Secret Lover's Night 【連載版】
予想外に早くぐずぐずを切り上げた千彩が、潔くパッと吉村の手を取る。それを止めて引き戻したくなったのは、晴人で。思わず手が伸びかけ、慌ててギュッと拳を握ることで何とか抑えた。

「これ、俺の実家の住所です。取り敢えずはここに住むんで渡しときます」
「はい。ありがとうございます」

携帯番号を貰った時と同じ乱雑な字の並びを、晴人はただただじっと見つめる。そんな晴人の様子を少し気にしながら、千彩は首を傾げた。

「じっか?どこ?」
「じーちゃまとばーちゃまのおる家や」
「えー!ちさばーちゃま怖い…」
「ちょっとだけやから。すぐ二人で暮らせるようにするがな」
「んー…」

この文字の並びは見覚えがある…と、ぼんやりとそんなことを思う。そして、再度それを文字として認識するように、脳を叩き起こした。

「あ…」
「どないしはりました?ハルさん」
「吉村さん。新しく借りる家もこの近くにするおつもりですか?」
「え?あぁ、そのつもりです。仕事で遅なったりするかもしれへんので、実家の近くがええんちゃうか思うて。それがどないかしましたんか?」
「ここ…うちの実家の近くです」
「えっ?そんな近くに住んではるんですか?どこです?」
「隣町です。うわ…びっくりした」
「ホンマえらい偶然ですなぁ」
「もし隣町でもええなら、僕の親に話しておきますけど…」
「え?」
「うちの父、不動産屋なんです。すぐ手配出来ると思います」
「それはええこと聞いた!ほな是非お願いします!」

確かに親に頼めばすぐに手配は出来るだろうけれど、そうするにはきちんと事情を説明しなければならない。「お願いします」「了承しました」で事務的に事が済む人物でないことは、息子である自分が一番よくわかっている。

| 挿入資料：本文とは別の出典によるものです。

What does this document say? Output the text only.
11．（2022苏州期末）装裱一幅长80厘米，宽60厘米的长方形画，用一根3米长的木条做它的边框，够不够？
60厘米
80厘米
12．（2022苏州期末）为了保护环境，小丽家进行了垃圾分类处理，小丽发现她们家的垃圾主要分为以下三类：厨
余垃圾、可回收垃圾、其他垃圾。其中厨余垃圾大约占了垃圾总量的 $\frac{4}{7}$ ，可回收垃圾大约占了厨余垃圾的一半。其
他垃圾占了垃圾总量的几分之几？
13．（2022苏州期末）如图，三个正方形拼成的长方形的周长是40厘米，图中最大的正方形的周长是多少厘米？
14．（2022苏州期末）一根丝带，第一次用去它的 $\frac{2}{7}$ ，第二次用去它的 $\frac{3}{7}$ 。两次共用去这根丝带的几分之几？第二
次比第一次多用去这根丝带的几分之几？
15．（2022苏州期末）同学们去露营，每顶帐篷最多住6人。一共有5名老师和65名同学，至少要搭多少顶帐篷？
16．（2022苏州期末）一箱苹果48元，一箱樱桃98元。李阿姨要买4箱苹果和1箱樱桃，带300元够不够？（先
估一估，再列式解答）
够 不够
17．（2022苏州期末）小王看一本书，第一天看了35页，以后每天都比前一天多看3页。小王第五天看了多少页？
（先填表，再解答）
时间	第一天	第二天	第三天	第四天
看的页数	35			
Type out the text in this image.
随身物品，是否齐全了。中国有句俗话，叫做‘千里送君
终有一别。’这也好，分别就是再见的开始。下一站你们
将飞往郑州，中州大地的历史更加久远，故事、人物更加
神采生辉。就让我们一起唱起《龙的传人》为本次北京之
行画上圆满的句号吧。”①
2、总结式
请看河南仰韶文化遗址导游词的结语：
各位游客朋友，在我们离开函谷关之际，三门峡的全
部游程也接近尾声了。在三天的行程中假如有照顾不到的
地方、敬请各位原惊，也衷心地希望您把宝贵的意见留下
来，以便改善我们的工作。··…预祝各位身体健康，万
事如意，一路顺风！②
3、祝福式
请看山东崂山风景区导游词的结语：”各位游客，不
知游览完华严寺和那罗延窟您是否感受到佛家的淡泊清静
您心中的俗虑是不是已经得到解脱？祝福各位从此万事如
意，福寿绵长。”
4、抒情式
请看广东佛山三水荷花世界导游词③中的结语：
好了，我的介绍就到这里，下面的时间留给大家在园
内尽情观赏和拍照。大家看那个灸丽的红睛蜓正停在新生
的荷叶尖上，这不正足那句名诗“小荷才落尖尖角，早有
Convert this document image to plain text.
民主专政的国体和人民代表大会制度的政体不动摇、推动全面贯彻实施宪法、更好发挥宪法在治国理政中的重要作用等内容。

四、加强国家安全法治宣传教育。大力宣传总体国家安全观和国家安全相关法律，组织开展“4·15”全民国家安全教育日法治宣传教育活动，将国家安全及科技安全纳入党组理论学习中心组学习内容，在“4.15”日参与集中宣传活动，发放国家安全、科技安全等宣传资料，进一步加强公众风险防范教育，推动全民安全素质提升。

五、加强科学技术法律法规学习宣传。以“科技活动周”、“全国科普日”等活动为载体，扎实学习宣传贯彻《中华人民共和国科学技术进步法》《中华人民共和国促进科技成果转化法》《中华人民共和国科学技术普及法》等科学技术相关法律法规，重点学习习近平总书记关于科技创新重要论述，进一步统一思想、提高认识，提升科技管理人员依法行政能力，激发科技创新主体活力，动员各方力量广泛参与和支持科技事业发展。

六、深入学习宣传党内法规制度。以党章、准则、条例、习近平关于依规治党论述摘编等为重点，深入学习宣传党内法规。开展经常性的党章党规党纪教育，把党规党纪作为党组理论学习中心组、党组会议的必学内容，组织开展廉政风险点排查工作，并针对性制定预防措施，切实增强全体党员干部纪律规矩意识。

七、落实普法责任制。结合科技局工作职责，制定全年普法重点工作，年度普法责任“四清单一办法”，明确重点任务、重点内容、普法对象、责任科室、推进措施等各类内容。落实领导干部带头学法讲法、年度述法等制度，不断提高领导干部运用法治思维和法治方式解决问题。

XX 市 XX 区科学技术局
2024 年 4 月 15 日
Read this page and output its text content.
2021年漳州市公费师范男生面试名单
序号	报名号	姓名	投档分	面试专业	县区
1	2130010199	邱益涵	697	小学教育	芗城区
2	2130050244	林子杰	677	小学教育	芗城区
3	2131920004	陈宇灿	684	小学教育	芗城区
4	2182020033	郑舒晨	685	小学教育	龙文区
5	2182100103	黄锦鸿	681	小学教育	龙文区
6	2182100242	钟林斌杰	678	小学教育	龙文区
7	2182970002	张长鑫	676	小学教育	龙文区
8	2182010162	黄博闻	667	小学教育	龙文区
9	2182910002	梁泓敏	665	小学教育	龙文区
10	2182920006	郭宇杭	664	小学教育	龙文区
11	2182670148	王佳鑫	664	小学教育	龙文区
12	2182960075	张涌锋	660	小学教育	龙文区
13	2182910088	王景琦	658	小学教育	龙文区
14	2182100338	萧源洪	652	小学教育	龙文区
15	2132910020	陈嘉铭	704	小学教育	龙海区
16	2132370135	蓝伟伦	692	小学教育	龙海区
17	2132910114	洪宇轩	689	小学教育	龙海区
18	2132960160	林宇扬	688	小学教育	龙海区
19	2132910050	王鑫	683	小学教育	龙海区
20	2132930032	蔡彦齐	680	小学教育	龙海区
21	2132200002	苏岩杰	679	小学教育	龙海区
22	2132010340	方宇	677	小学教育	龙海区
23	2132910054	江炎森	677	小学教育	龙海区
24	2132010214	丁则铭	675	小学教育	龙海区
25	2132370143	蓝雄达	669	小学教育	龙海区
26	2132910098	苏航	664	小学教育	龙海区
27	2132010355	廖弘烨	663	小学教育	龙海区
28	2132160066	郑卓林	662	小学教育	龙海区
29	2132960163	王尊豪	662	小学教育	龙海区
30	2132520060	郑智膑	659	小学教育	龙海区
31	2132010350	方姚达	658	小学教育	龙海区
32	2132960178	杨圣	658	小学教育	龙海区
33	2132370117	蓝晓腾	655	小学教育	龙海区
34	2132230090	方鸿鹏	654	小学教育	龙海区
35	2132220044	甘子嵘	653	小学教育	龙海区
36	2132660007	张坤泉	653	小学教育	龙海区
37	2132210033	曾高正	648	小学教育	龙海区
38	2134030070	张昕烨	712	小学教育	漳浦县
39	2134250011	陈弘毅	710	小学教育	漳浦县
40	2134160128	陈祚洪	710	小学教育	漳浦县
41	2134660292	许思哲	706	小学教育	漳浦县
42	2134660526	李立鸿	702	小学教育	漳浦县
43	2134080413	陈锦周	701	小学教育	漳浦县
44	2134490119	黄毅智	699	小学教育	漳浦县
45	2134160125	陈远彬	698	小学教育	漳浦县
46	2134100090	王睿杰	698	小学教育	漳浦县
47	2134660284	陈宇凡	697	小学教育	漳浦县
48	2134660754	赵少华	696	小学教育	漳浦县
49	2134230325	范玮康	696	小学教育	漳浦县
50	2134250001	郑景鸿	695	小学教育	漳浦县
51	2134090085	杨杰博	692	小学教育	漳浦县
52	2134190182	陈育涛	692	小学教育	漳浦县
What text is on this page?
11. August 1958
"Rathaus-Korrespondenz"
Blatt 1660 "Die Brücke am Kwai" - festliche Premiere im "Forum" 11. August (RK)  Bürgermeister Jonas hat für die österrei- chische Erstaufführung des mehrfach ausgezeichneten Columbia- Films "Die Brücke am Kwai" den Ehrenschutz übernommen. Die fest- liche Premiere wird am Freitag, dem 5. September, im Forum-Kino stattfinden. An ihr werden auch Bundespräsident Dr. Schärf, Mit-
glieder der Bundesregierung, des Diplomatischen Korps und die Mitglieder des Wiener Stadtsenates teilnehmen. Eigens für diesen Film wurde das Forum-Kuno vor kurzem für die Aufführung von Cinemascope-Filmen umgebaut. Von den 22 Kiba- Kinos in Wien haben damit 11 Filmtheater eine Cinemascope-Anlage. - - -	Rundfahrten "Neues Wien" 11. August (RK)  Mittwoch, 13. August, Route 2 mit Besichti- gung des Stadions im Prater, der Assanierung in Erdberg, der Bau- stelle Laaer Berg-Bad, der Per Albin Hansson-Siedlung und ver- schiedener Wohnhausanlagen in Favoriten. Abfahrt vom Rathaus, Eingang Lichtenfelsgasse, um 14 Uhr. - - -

これはいよいよ年貢納め時かもしれない。と、晴人はゆっくりと言葉を押し出した。

「吉村さん、あの…」
「はい?」
「ちょっと…これから仕事が詰まってるんですぐには無理なんですけど…」
「いやいや。そない急ぎませんのでハルさんの都合のええ時でええですよ」
「いや、そうではなくて…お盆…そう、お盆くらいに僕そっち行きますんで、その時に千彩を二、三日連れて行っても良いですか?」
「そりゃええですけど…どこに?」

一度深呼吸をし、未だ躊躇う想いを叱咤する。この先千彩を手放す気は無いのだろう?と。